While the writing and the detail of this book was good, I really could not get into this revision of Jane Eyre because of how thoroughly it alters every positive outcome of the novel. Even Mrs. Fairfax, who is a decent, God-fearing woman in the beginning of this book and in the original Jane Eyre, becomes a reluctant manipulative liar, who is not above selling out someone completely innocent - namely Jane Eyre - just for security. There were many times I wanted to stop reading because it made me very sad to be forced to see these characters twisted so. Even though Mrs. Fairfax does bear a conscience about the things that she does, it is just too unbelievable to me that she could be so careless of others, while carrying her bible with her at all times. And yet she looks down at the clergyman Mr. Wood for catering to the gentry, when she does so much worse.

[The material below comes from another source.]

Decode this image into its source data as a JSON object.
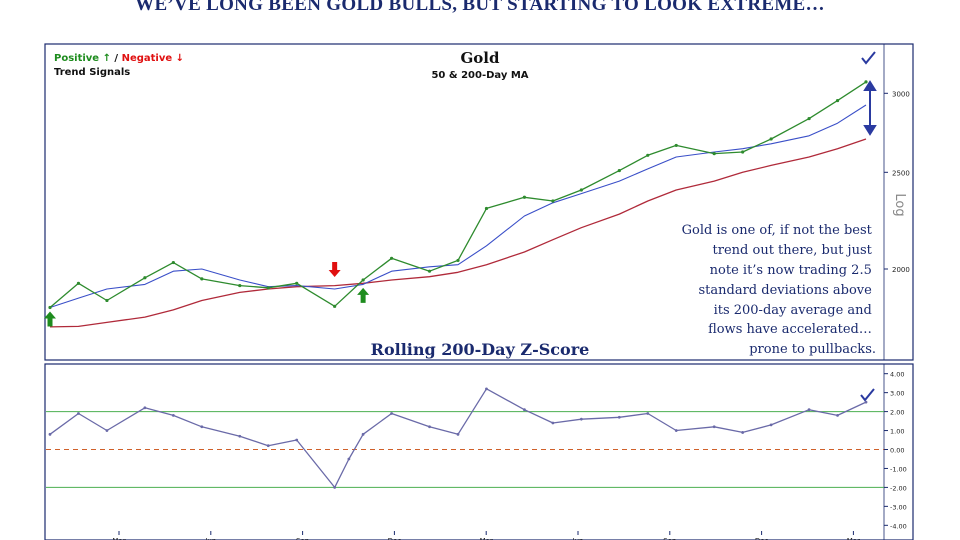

Obviously my main problem with this book reflects how much I love the original novel and how much I disagree with this vision of Jane Eyre. So this is a very personal dislike of a novel that does keep your interest and is paced well and has some (unbelievable) twists. While the story is focused on Thornfield Hall, there is really very little secondary accounting of Rochester and Jane's romance - the focus is more on the plight of one unfortunate madwoman and of servants (especially female servants) in this time period. If this sounds like an interesting story to you and you are intrigued by seeing Bertha Mason redeemed or by a lightweight reworking of Jane Eyre in the vein of the novel Wide Sargasso Sea, then this might be a good read for you.

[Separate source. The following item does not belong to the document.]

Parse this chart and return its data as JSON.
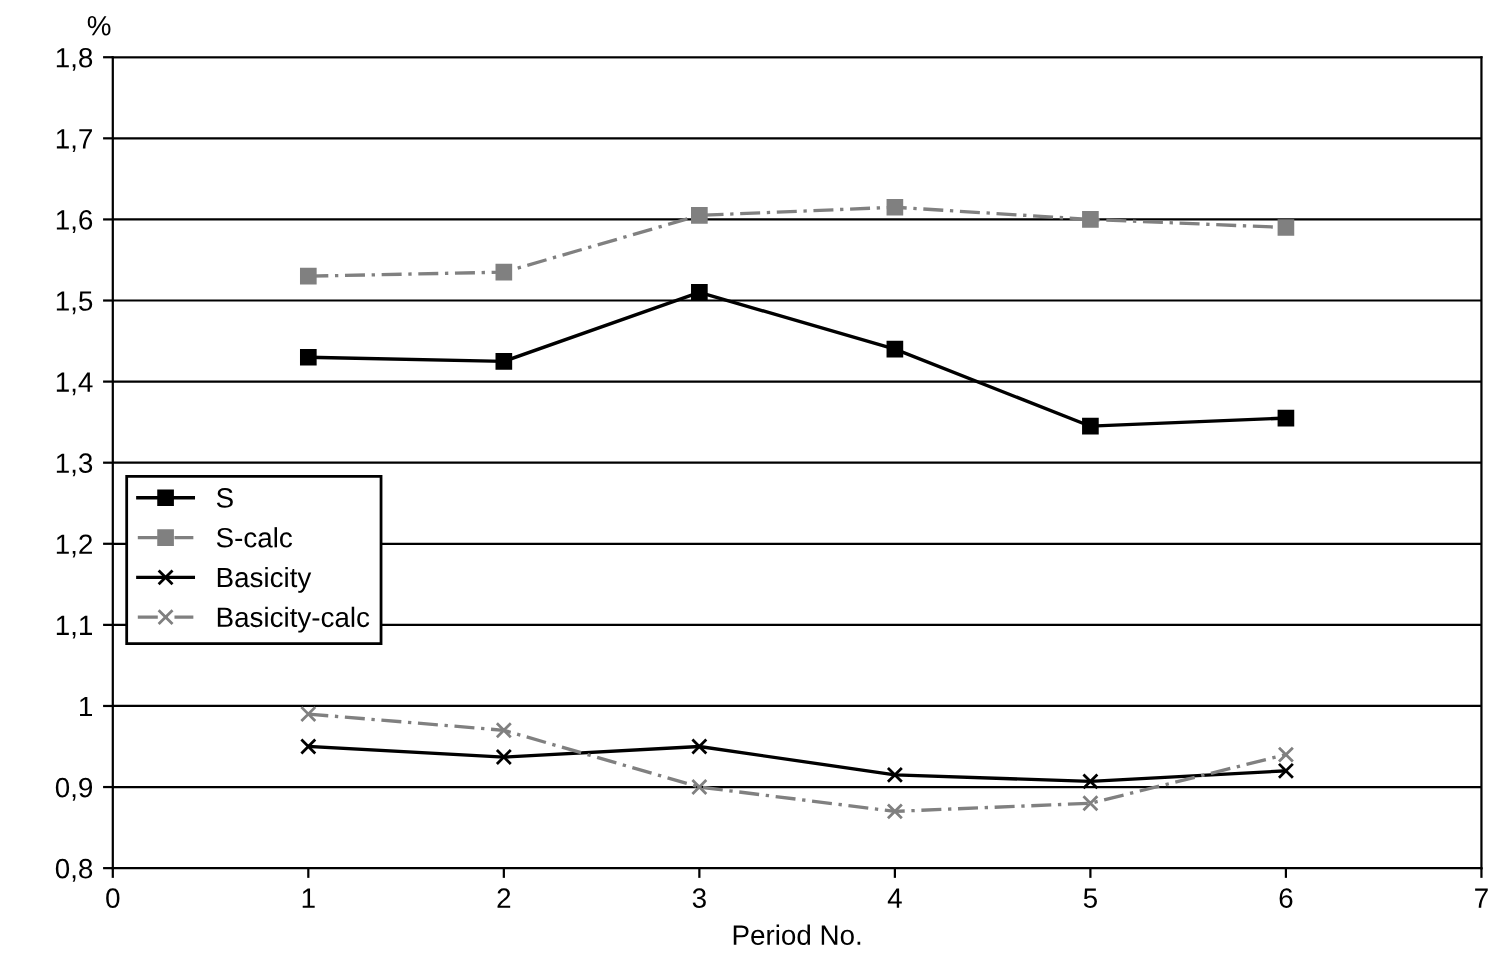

Just some thoughts on a few things about this novel that probably would not come as a complete surprise as twists in a retelling of Jane Eyre, but in case you are planning to read it, it's probably best that you don't read what is below. [Highlight to read]
The biggest issue I have with this book is that Bertha is alive by the end, and Mrs. Fairfax knows this and still allows Jane and Mr. Rochester the fiction of Bertha's death and lets them be married. Which is AWFUL - she is supposed to be a good person! After all that Jane has been through to avoid bigamy and becoming a mistress, she gets right back into it by the end. And Mrs. Fairfax is zero percent remorseful about that. Of course Mrs. Fairfax also knew that Bertha was Mr. Rochester's wife while Jane was living at Thornfield which I don't believe at all to be the truth of the original story, but of course in this book she doesn't mention it to Jane at all. Just awful. I found Mrs. Fairfax's reasoning for doing this to be very weak.